Issues with Pausing and Resuming Backup

scylladb / scylla-manager

The Scylla Manager

https://manager.docs.scylladb.com/stable/

Other

48 stars 33 forks source link

Issues with Pausing and Resuming Backup #3881

Closed Surrina-ki closed 2 weeks ago

Surrina-ki commented 3 weeks ago

I encountered some issues while testing the pause and resume functionality of Scylla Manager's backup operations. First, I started a backup task using the command. Then, I paused the task using the stop command. When I attempted to resume the task using the start command, the status quickly changed to DONE, but the progress did not reach 100%.

I then tried using suspend and resume, but the resume did not take effect.

Michal-Leszczynski commented 2 weeks ago

Hi @Surrina-ki, thanks for reporting!

The strange thing is that at the stage MOVE MANIFEST manager should already uploaded all files, so all tables should have 100% progress or some errors. So this looks like either progress display issue, or a size calculation issue.
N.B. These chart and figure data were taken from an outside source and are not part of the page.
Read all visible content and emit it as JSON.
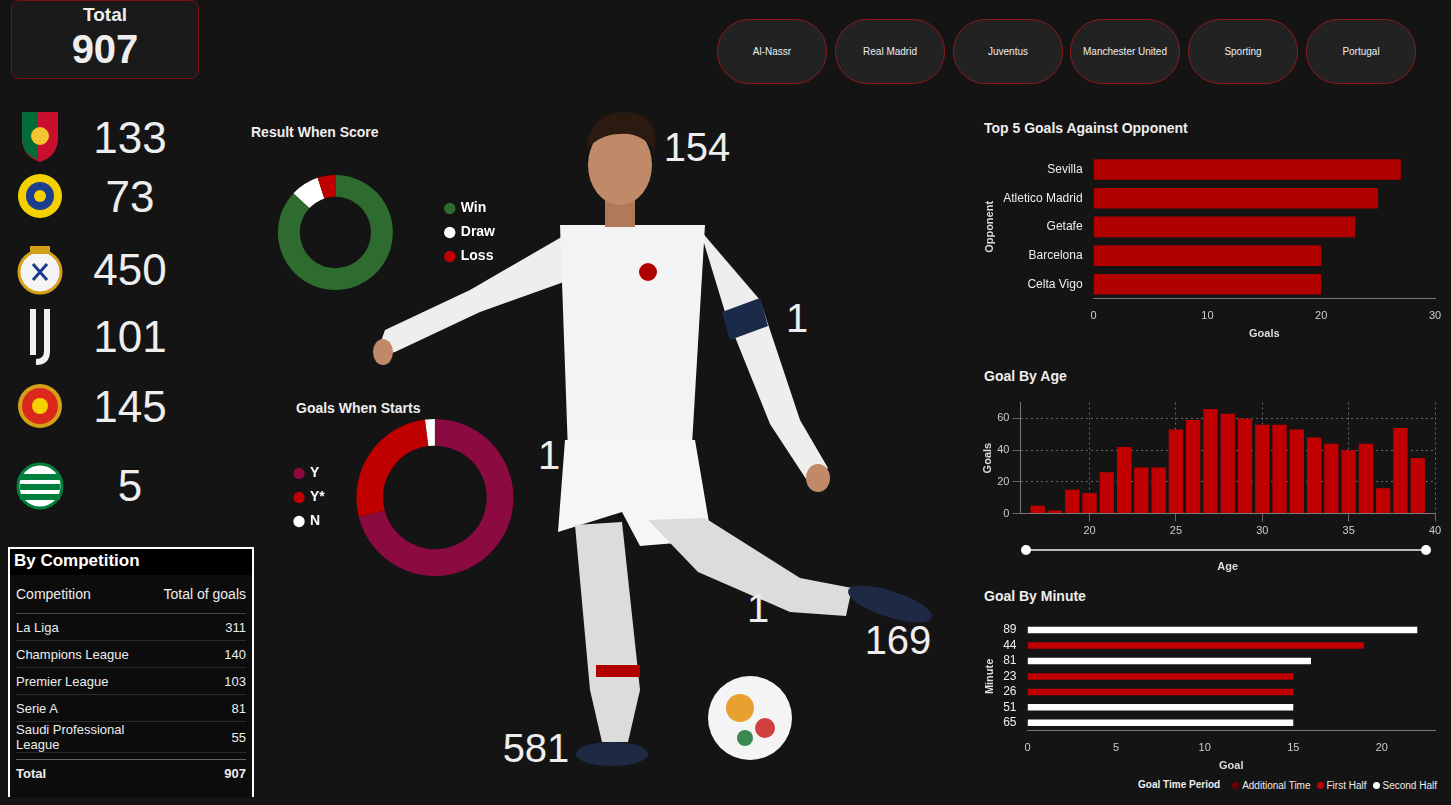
{
  "total_card": {
    "label": "Total",
    "value": 907
  },
  "slicers": [
    "Al-Nassr",
    "Real Madrid",
    "Juventus",
    "Manchester United",
    "Sporting",
    "Portugal"
  ],
  "club_goals": [
    133,
    73,
    450,
    101,
    145,
    5
  ],
  "body_part_goals": [
    154,
    1,
    1,
    1,
    169,
    581
  ],
  "table": {
    "title": "By Competition",
    "columns": [
      "Competition",
      "Total of goals"
    ],
    "rows": [
      [
        "La Liga",
        311
      ],
      [
        "Champions League",
        140
      ],
      [
        "Premier League",
        103
      ],
      [
        "Serie A",
        81
      ],
      [
        "Saudi Professional League",
        55
      ]
    ],
    "total": [
      "Total",
      907
    ]
  },
  "chart_data": [
    {
      "type": "doughnut",
      "title": "Result When Score",
      "categories": [
        "Win",
        "Draw",
        "Loss"
      ],
      "values": [
        87,
        8,
        5
      ],
      "colors": [
        "#2e6b2e",
        "#ffffff",
        "#c00000"
      ],
      "legend": "right"
    },
    {
      "type": "doughnut",
      "title": "Goals When Starts",
      "categories": [
        "Y",
        "Y*",
        "N"
      ],
      "values": [
        71,
        27,
        2
      ],
      "colors": [
        "#8b0a3f",
        "#c00000",
        "#ffffff"
      ],
      "legend": "left"
    },
    {
      "type": "bar",
      "orientation": "horizontal",
      "title": "Top 5 Goals Against Opponent",
      "x_label": "Goals",
      "y_label": "Opponent",
      "categories": [
        "Sevilla",
        "Atletico Madrid",
        "Getafe",
        "Barcelona",
        "Celta Vigo"
      ],
      "values": [
        27,
        25,
        23,
        20,
        20
      ],
      "color": "#b00000",
      "xlim": [
        0,
        30
      ],
      "xticks": [
        0,
        10,
        20,
        30
      ],
      "grid": false
    },
    {
      "type": "bar",
      "title": "Goal By Age",
      "x_label": "Age",
      "y_label": "Goals",
      "x": [
        17,
        18,
        19,
        20,
        21,
        22,
        23,
        24,
        25,
        26,
        27,
        28,
        29,
        30,
        31,
        32,
        33,
        34,
        35,
        36,
        37,
        38,
        39
      ],
      "values": [
        5,
        2,
        15,
        13,
        26,
        42,
        29,
        29,
        53,
        59,
        66,
        63,
        60,
        56,
        56,
        53,
        48,
        44,
        40,
        44,
        16,
        54,
        35
      ],
      "color": "#c00000",
      "xlim": [
        16,
        40
      ],
      "xticks": [
        20,
        25,
        30,
        35,
        40
      ],
      "ylim": [
        0,
        70
      ],
      "yticks": [
        0,
        20,
        40,
        60
      ],
      "grid": true
    },
    {
      "type": "bar",
      "orientation": "horizontal",
      "title": "Goal By Minute",
      "x_label": "Goal",
      "y_label": "Minute",
      "categories": [
        "89",
        "44",
        "81",
        "23",
        "26",
        "51",
        "65"
      ],
      "series": [
        {
          "name": "Additional Time",
          "color": "#6b0000",
          "values": [
            null,
            null,
            null,
            null,
            null,
            null,
            null
          ]
        },
        {
          "name": "First Half",
          "color": "#c00000",
          "values": [
            null,
            19,
            null,
            15,
            15,
            null,
            null
          ]
        },
        {
          "name": "Second Half",
          "color": "#ffffff",
          "values": [
            22,
            null,
            16,
            null,
            null,
            15,
            15
          ]
        }
      ],
      "stacked": true,
      "legend": "bottom",
      "legend_title": "Goal Time Period",
      "xlim": [
        0,
        23
      ],
      "xticks": [
        0,
        5,
        10,
        15,
        20
      ],
      "grid": false
    }
  ]
}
Could you send manager logs so that I can validate, what happened?

Surrina-ki commented 2 weeks ago

The strange thing is that at the stage MOVE MANIFEST manager should already uploaded all files, so all tables should have 100% progress or some errors. So this looks like either progress display issue, or a size calculation issue.

It's not just a display issue. Although it shows "DONE," when I use it to restore data, it reports an error.
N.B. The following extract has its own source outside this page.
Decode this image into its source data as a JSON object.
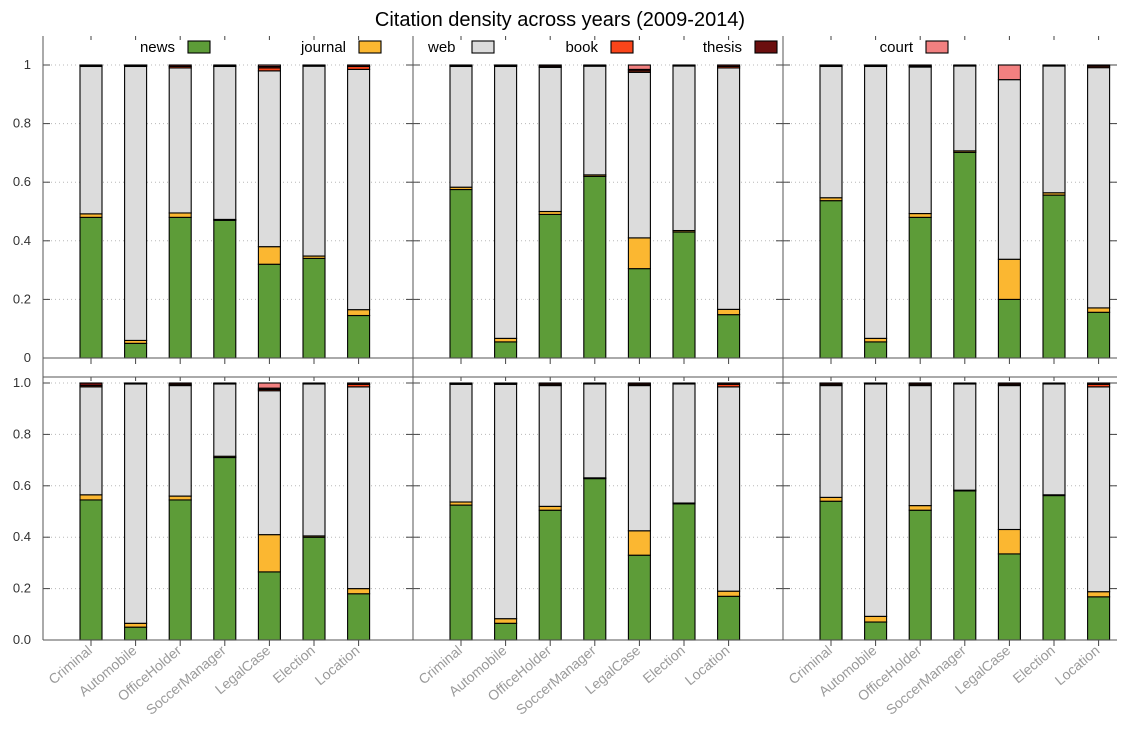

Could you send manager logs so that I can validate, what happened?

Here's the log that appeared when I executed the following command: sctool backup -c test -L 's3:test' -K 'test_keyspace2' --rate-limit 100 sctool -c test stop backup/1f2c7378-fd23-46c1-82b3-6528b5f27f86 sctool -c test progress backup/1f2c7378-fd23-46c1-82b3-6528b5f27f86

Then I executed the start command:

Michal-Leszczynski commented 2 weeks ago

What SM version are you using? If it's older than 3.2.6, then I suspect that this is because of https://github.com/scylladb/scylla-manager/issues/3729 which was fixed in SM 3.2.6. If that's the case, please update SM to the newest version and see if errors during upload stage are reported in a correct way.

Surrina-ki commented 2 weeks ago

What SM version are you using? If it's older than 3.2.6, then I suspect that this is because of #3729 which was fixed in SM 3.2.6. If that's the case, please update SM to the newest version and see if errors during upload stage are reported in a correct way.
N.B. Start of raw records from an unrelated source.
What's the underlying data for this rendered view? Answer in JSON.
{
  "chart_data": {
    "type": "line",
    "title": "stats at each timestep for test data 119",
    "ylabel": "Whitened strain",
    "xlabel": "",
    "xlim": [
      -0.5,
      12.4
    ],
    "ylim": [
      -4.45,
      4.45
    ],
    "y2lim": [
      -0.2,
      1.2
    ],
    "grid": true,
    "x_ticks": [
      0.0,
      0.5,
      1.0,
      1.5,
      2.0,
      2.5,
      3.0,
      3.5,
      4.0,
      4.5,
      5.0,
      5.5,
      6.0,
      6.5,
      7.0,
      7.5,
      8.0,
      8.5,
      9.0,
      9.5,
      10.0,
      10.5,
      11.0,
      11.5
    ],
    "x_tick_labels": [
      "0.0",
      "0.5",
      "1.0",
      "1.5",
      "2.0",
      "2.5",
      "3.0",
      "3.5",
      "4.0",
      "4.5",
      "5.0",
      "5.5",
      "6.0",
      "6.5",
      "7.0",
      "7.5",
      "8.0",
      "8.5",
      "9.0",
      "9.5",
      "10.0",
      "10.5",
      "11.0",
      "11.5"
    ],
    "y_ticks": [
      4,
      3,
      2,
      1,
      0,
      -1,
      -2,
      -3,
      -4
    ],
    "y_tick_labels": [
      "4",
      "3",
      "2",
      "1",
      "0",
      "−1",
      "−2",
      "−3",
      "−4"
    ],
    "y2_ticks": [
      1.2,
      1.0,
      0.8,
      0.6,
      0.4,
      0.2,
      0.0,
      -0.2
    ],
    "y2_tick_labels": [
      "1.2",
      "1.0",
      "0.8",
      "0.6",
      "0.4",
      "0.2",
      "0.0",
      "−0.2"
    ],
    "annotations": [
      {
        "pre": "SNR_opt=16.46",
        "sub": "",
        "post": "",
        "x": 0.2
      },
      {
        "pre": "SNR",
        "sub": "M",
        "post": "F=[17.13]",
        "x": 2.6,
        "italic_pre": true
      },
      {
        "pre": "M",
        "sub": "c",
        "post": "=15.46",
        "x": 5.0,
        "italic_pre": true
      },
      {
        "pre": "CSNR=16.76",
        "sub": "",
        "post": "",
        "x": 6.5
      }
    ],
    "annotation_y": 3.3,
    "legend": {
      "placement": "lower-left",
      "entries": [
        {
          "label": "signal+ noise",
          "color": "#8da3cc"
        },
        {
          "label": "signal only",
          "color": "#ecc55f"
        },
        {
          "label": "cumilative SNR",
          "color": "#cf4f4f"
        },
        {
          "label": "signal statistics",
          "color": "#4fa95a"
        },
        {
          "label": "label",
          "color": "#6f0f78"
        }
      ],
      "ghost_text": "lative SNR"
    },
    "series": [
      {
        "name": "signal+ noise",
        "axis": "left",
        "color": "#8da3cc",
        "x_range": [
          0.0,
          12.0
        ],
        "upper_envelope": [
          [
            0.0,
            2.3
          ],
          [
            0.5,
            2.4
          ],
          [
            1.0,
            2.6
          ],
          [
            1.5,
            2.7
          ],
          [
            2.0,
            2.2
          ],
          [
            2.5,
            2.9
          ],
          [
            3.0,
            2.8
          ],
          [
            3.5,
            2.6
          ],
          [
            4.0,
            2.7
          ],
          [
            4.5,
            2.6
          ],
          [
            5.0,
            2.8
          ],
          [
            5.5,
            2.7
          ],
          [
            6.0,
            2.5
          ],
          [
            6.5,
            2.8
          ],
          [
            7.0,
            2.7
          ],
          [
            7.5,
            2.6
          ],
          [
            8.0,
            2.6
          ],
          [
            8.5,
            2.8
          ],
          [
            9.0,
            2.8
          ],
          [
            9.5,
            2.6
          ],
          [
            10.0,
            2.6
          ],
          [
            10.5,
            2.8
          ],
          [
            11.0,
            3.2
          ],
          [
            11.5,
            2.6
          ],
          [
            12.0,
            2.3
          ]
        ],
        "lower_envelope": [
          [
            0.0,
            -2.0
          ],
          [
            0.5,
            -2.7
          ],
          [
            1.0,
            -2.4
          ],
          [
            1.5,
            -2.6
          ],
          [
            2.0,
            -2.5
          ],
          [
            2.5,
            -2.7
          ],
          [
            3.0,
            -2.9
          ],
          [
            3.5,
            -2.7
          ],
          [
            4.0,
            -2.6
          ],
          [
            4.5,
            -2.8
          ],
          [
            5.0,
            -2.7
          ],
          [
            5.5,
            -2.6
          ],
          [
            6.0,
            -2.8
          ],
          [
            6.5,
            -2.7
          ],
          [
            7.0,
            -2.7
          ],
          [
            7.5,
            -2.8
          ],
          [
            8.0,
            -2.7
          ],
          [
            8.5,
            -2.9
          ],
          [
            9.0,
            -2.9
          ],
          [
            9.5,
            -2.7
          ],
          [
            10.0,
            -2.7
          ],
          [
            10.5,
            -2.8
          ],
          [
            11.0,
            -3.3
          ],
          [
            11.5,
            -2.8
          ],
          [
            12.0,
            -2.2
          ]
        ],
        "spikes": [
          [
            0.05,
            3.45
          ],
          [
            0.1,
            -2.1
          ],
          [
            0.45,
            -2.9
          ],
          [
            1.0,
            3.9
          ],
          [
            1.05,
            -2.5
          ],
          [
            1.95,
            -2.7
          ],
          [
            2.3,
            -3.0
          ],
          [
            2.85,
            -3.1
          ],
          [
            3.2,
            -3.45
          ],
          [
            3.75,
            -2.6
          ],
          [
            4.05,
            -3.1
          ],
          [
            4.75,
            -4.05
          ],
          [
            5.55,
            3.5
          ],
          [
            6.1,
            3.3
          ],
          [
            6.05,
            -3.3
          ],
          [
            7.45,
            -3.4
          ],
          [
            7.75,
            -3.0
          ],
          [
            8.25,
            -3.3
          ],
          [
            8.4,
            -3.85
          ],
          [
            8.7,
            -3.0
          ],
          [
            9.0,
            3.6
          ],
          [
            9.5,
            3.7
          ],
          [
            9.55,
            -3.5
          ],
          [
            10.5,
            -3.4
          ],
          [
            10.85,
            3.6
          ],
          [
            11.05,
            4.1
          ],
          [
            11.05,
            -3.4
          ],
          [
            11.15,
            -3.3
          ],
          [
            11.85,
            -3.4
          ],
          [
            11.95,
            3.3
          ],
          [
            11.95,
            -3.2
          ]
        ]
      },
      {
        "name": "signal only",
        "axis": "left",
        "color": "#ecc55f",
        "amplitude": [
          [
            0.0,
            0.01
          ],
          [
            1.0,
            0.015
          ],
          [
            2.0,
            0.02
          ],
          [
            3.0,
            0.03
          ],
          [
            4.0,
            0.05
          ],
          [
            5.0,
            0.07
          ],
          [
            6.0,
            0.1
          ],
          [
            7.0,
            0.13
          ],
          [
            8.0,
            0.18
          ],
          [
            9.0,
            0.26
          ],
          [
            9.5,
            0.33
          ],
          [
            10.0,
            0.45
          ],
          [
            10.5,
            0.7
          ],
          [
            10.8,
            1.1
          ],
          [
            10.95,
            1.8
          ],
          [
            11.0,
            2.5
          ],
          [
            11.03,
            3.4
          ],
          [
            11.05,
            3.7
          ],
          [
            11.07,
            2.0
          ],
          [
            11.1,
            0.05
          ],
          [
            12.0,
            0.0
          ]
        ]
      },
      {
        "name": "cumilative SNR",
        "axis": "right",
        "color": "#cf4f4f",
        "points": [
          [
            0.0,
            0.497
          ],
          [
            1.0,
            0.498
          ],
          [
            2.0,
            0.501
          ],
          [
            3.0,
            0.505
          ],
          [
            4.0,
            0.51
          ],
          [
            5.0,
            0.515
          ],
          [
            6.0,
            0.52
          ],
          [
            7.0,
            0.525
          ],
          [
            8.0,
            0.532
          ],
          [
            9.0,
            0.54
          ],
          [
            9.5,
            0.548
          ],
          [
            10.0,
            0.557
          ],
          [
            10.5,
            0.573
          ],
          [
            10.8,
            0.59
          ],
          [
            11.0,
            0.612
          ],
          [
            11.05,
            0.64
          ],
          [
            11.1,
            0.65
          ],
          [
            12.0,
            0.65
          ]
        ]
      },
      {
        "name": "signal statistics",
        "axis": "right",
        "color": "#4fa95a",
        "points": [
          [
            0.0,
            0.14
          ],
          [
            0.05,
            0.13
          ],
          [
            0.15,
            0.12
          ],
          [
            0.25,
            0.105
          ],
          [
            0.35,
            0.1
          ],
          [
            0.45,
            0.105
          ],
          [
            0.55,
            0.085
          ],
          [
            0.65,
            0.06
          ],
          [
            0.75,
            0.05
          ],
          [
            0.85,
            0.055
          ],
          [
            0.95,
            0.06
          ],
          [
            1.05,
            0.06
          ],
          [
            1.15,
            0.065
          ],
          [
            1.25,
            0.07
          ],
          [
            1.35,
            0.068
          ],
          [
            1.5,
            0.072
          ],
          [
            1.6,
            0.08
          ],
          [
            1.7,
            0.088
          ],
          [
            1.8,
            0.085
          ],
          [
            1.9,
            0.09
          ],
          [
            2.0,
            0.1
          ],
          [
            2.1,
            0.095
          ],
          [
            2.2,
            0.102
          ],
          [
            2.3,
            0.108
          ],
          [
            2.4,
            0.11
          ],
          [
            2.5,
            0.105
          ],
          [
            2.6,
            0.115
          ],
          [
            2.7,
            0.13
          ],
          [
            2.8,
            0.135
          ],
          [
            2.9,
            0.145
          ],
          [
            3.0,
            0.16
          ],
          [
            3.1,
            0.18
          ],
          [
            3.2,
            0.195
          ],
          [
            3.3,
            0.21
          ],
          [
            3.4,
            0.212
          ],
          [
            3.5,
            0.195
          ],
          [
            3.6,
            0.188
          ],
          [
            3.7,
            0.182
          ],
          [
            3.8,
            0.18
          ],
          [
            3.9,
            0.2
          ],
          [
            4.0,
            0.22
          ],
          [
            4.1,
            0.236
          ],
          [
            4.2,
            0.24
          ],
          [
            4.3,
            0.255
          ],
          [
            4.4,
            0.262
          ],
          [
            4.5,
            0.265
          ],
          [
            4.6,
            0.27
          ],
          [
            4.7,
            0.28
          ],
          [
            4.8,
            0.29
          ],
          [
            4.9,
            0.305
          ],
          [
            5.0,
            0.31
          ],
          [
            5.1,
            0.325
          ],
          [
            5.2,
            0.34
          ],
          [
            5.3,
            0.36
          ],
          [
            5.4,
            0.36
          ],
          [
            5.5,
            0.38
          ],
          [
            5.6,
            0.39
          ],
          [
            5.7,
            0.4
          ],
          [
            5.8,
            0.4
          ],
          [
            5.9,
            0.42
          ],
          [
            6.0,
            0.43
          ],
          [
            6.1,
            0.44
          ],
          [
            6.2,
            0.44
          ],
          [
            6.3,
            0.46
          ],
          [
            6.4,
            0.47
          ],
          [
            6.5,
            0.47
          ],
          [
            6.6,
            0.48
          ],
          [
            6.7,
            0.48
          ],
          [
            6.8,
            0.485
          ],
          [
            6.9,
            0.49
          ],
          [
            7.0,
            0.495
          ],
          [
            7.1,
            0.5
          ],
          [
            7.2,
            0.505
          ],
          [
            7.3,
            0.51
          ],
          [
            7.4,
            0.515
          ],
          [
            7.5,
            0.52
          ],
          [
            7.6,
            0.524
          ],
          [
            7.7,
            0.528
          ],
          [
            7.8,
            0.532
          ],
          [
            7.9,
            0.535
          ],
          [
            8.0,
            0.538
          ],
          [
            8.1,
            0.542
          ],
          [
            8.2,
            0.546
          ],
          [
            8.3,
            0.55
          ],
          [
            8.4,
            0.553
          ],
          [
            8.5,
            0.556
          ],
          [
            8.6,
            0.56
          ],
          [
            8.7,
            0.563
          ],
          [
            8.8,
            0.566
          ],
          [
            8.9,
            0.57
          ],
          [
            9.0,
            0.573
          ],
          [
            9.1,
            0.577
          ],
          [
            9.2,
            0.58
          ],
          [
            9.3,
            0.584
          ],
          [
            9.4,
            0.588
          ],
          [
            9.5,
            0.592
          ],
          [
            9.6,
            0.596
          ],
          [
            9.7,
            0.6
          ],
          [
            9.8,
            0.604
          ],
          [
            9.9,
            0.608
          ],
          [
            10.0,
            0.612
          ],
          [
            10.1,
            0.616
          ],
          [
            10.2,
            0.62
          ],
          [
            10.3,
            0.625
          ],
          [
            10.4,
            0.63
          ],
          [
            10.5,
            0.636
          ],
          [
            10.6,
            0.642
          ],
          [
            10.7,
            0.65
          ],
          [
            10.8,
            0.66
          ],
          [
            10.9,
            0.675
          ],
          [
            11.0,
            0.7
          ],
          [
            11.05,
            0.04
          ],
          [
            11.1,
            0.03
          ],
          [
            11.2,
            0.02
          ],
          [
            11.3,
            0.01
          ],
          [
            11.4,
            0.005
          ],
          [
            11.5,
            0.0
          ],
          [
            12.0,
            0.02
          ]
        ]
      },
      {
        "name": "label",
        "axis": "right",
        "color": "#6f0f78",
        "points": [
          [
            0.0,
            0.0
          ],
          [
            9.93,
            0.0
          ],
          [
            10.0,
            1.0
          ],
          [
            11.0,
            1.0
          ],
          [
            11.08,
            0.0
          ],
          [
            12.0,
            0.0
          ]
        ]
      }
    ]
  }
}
Thank you. I was using version 3.2.3. After switching to version 3.2.8, I was able to resume backups normally after stopping and starting.

Surrina-ki commented 2 weeks ago

@Michal-Leszczynski I also want to ask, there are many logs like the one below in the agent logs. Could this cause any issues? {"L":"INFO","T":"2024-06-13T06:52:42.008Z","M":"http: TLS handshake error from 192.168.100.4:50596: EOF"} {"L":"INFO","T":"2024-06-13T06:52:42.008Z","M":"http: TLS handshake error from 192.168.100.4:62548: read tcp 192.168.100.100:10001->192.168.100.4:62548: read: connection reset by peer"}

Michal-Leszczynski commented 2 weeks ago

They can happen in some fragments of the logs. They are probably connected to some temporary connectivity/infrastructure issues. You don't need to worry about them, as if they broke something, it would also be visible in other, more specific error messages.